Boy, California really has been the “state of reunion” for me when I think of all the people I’m back in touch with that I never thought I would be – my parents, my sister, Andy, Maliheh, Rosa, Eileen… anyone else I’m forgetting? Yeah, probably. But that’s ok.

Anyway, my period’s due Monday so I’m dragging real bad here. Not even two cups of caffeinated coffee have perked me up.

Later…

“First we lose 10 acres and a brand new 2100-square-foot house in the desert, and now we lose 2.5 acres and a chance to build our own home in the woods!” I sobbed miserably as I pelted the flimsy metal shed with the biggest rocks I could toss.

“Sweetie,” said Tom, “why are you destroying things?”

I turned to him incredulously. “Do you really want someone to get what was supposed to be ours?! What we paid for?!”

“Jodi, it’s 2004. I promise you we’ll do it right next time and within a decade. There’s a home for us. There really is. Three times the charm.”

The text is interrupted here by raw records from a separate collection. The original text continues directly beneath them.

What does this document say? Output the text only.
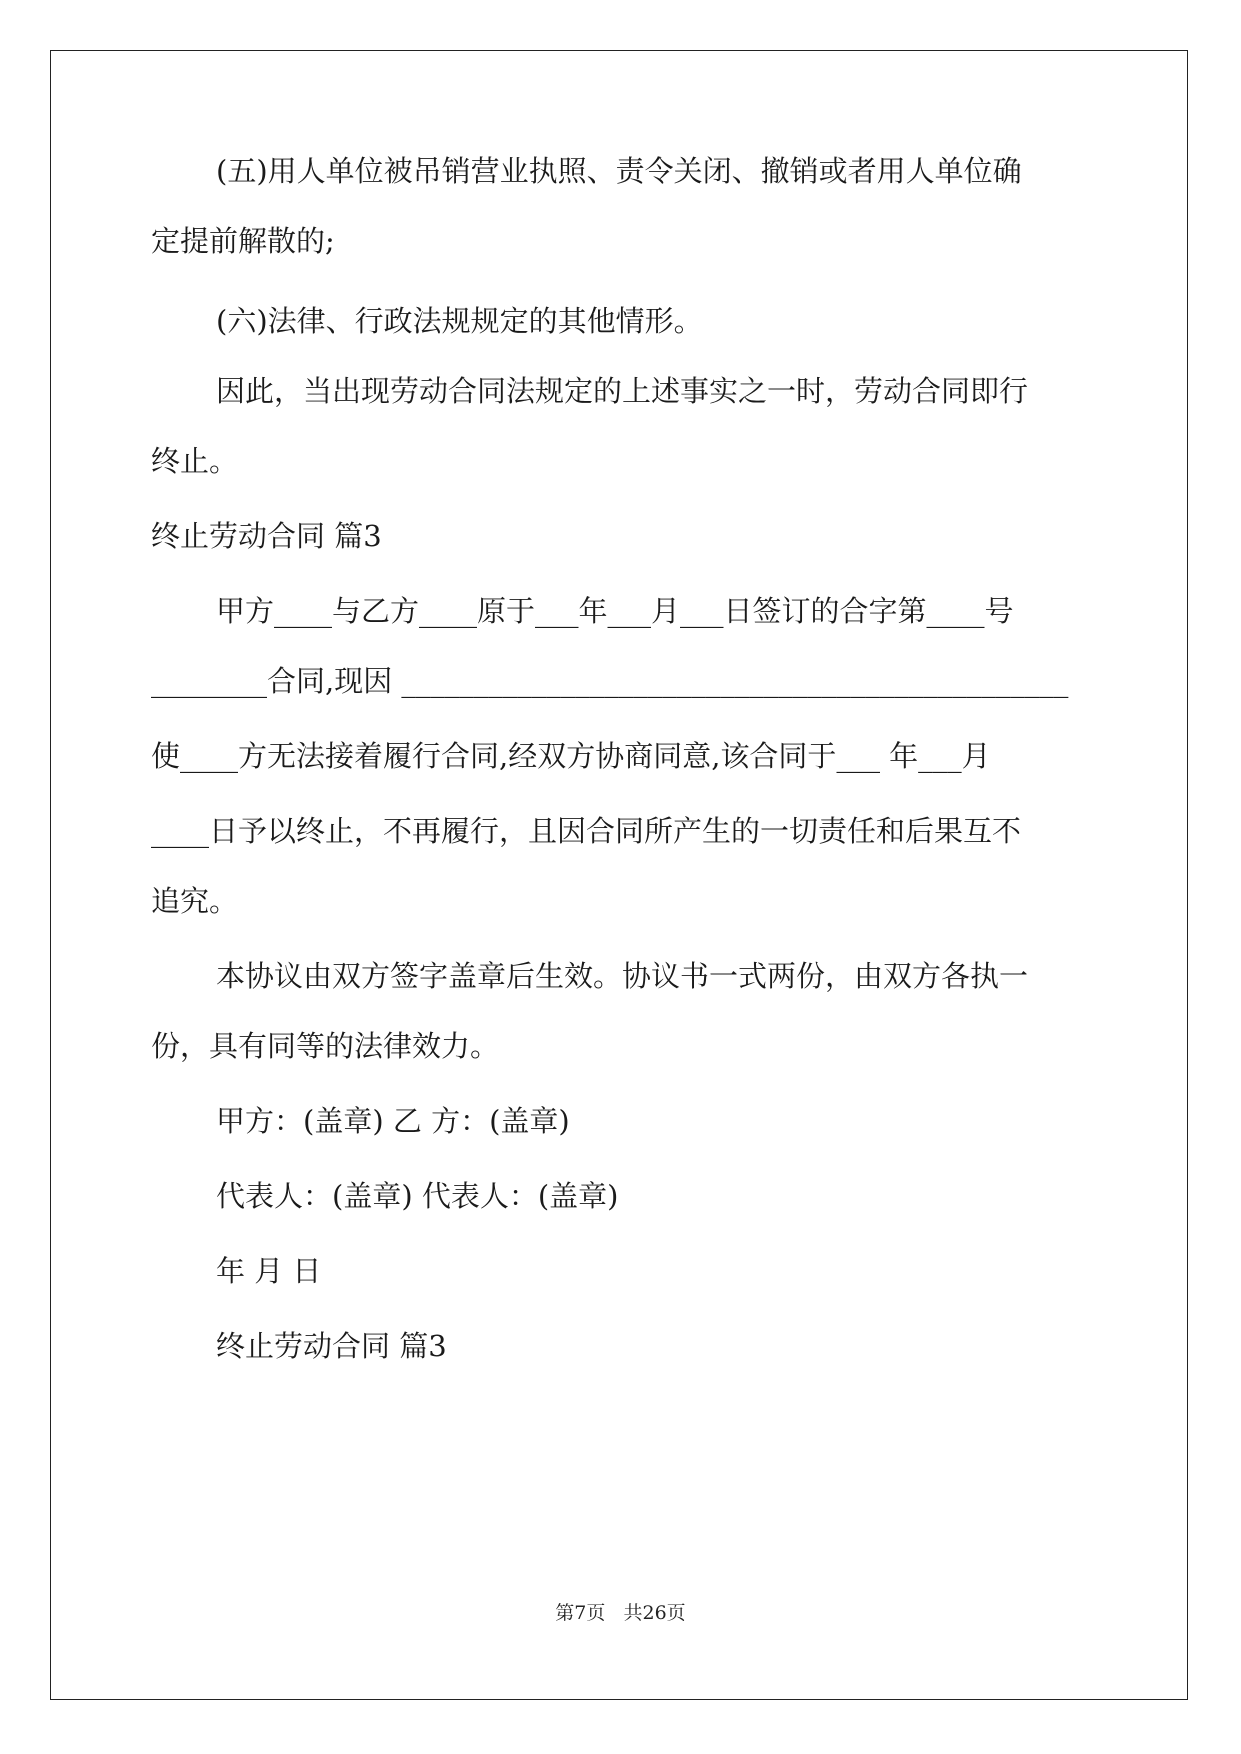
(五)用人单位被吊销营业执照、责令关闭、撤销或者用人单位确
定提前解散的;
(六)法律、行政法规规定的其他情形。
因此，当出现劳动合同法规定的上述事实之一时，劳动合同即行
终止。
终止劳动合同 篇3
甲方____与乙方____原于___年___月___日签订的合字第____号
________合同,现因 ______________________________________________
使____方无法接着履行合同,经双方协商同意,该合同于___ 年___月
____日予以终止，不再履行，且因合同所产生的一切责任和后果互不
追究。
本协议由双方签字盖章后生效。协议书一式两份，由双方各执一
份，具有同等的法律效力。
甲方：(盖章) 乙 方：(盖章)
代表人：(盖章) 代表人：(盖章)
年 月 日
终止劳动合同 篇3
第7页   共26页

“Oh, fuck that fucking bullshit, Tom!”

More rocks went flying. Sheets of metal came tumbling down. The sound was deafening.

“Don’t hit the truck. It’s all we’ve got left.”

“I’m nowhere near the truck, and I don’t need any reminders that despite all our hard work and the money we lost that all we have left is a piece of shit of a truck, a few personal possessions, and a dumpy old motel room to return to. In the city. In the fucking city we’ll never escape!

A rush of movement somewhere in the stand of ponderosa pines behind us made us turn and glance in that direction.

“Not bears, I hope,” said Tom. “Wouldn’t want to be their dinner.”

“Ooh, lions and tigers and bears, oh my! Actually, they’d be doing me a favor by turning me into their dinner. What better purpose do I have in this fucked up world anyway, but to lose one thing after another and suffer one heartache after another? Hey, Jason, you out there?!” I turned to shout into the woods at the side of the clearing we stood in. “Michael Myers?! Come and get me! I have nothing to live for. I’m just a fucking loser destined to fuck up and lose all her life.”

“Sweetie, come on.”

“Where? Back to a cold, dingy motel room? Sorry, sir, but I’m in no hurry.”

I swooped down for more rocks that lay between the scattered patches of snow and started battering old “Gertrude,” the name I picked out for our old, ugly RV. I thought that an ugly RV deserved an ugly name.

“The rats will take it over before anyone comes up here, finds it, and considers taking it, not that I expect they would since they didn’t take the nicer one someone else abandoned on the parcel adjacent to us.”

I pushed over our clothesline and stomped on it.

“Come on, part of this was our fault for buying the land sight unseen. If we’d checked it out first, then maybe we’d have realized we’d be on a volcanic mountain that’s way too rocky to build on. You saw me try to start digging for the septic. There’s just no way. Not even with an ice pick and all the other tools I used.”

I collapsed onto an old tree stump of a dead tree the forest rangers had long since sawed away in hopes of preventing forest fires and burst into tears. “Why?” I cried. “Why does God hate us so much? What have we done?”

My husband was at a loss for words that chilly autumn day, back in Oregon. And so was I other than to continually ask why.

Just another PMS-induced memory, I guess, of some of the sad times in our lives. wipes tears from cheeks

Well, I can’t swear to it, but I see a little light spot in the satellite image I’m checking out. I think that’s our little RV, ugly, old Gert, still sitting up there and probably home to the local rats. This was where we were going to live until we built our two-story dome house. It was supposed to be about 1600 square feet. I would have hated the cold and snow at 5300’ in elevation, but it was still another dream lost, and oh - I’m just crying too hard to go on right now.